You can say this goal is on Crosby for leaving the front, or on Bortozzo for not getting to the front. Honestly, once Scuderi turned the puck over, it was just a bang-bang hockey play. Only Brassard knew the puck was in, and the play continued. Eventually the Rangers won it again when Brass fed Pouliot (again alone in front) who banged it home.
The Pens wound up with a 54.5% Fenwick advantage at even strength and a 55.7% Fenwick advantage at close situations. But it’s worth noting that puck possession, while having a direct correlation to long-term success, is about a 60/40 (weighted coin flip) advantage in a single game scenario. We saw many –too many– games where the Rangers dominated puck possession and still lost. This time it happened in reverse. The Penguins defense is weak, and cashing in on those chances will help eliminate the weighted coin flip odds.
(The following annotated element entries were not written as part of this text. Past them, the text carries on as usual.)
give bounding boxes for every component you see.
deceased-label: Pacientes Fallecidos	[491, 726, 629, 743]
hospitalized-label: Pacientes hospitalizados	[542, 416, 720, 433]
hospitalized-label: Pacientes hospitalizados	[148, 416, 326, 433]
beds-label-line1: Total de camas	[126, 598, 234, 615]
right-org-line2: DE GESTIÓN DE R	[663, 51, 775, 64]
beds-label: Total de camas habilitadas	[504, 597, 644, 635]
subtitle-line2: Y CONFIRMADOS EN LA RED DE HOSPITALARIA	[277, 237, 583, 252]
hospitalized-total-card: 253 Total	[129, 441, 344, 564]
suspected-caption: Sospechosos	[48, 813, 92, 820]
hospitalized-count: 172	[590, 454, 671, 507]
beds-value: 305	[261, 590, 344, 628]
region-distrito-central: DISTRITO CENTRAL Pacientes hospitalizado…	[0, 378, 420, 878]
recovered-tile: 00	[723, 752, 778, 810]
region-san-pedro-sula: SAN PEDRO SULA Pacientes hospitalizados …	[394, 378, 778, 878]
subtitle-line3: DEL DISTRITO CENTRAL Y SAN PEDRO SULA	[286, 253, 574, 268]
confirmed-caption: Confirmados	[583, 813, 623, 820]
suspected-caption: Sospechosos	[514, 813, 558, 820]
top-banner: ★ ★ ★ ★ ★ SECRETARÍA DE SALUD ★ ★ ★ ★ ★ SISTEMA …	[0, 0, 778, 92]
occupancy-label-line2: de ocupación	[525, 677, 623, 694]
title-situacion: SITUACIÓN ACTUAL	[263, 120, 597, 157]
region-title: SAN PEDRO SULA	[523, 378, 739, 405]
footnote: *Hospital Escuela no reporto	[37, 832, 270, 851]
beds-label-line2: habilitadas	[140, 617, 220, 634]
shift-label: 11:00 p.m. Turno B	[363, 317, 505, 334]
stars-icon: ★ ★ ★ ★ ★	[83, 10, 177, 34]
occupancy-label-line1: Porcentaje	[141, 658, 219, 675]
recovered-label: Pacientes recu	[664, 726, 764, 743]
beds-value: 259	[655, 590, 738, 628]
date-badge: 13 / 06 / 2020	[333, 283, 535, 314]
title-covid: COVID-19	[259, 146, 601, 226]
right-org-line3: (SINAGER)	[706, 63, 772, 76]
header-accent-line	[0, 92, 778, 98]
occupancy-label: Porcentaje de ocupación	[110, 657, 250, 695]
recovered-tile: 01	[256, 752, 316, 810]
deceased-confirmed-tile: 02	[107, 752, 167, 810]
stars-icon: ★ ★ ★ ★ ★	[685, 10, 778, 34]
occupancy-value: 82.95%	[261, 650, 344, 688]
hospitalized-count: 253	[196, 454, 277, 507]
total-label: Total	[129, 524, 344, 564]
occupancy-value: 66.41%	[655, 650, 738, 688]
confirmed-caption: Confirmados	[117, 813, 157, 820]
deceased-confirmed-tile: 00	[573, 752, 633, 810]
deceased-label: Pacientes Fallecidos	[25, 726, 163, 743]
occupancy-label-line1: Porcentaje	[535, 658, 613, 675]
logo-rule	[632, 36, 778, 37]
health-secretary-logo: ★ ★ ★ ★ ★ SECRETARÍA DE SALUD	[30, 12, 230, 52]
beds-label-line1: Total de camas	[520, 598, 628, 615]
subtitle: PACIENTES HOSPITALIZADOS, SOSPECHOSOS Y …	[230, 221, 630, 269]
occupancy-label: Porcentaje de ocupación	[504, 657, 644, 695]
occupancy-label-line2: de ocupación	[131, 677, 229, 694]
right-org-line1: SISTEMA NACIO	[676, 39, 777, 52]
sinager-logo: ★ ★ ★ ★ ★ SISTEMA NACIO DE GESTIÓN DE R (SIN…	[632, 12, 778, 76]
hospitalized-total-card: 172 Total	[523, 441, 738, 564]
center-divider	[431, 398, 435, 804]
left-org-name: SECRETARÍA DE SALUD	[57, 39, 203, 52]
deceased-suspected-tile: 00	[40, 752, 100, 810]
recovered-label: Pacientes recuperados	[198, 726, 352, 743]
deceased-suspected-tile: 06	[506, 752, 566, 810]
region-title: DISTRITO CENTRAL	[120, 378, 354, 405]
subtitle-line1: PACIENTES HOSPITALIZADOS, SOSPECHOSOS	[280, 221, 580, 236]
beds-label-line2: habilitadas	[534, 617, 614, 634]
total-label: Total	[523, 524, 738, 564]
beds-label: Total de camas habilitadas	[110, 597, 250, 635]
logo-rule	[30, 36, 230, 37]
The Rangers needed to get a split in Pittsburgh, and they did just that. With another back-to-back coming up on Sunday-Monday, a Game One win was almost a necessity to ensure a strong chance of winning the series. They weren’t perfect, and that second period was a bit of a tire fire, but as long as they pressure that Pittsburgh defense into turnovers, they will have a great chance at advancing.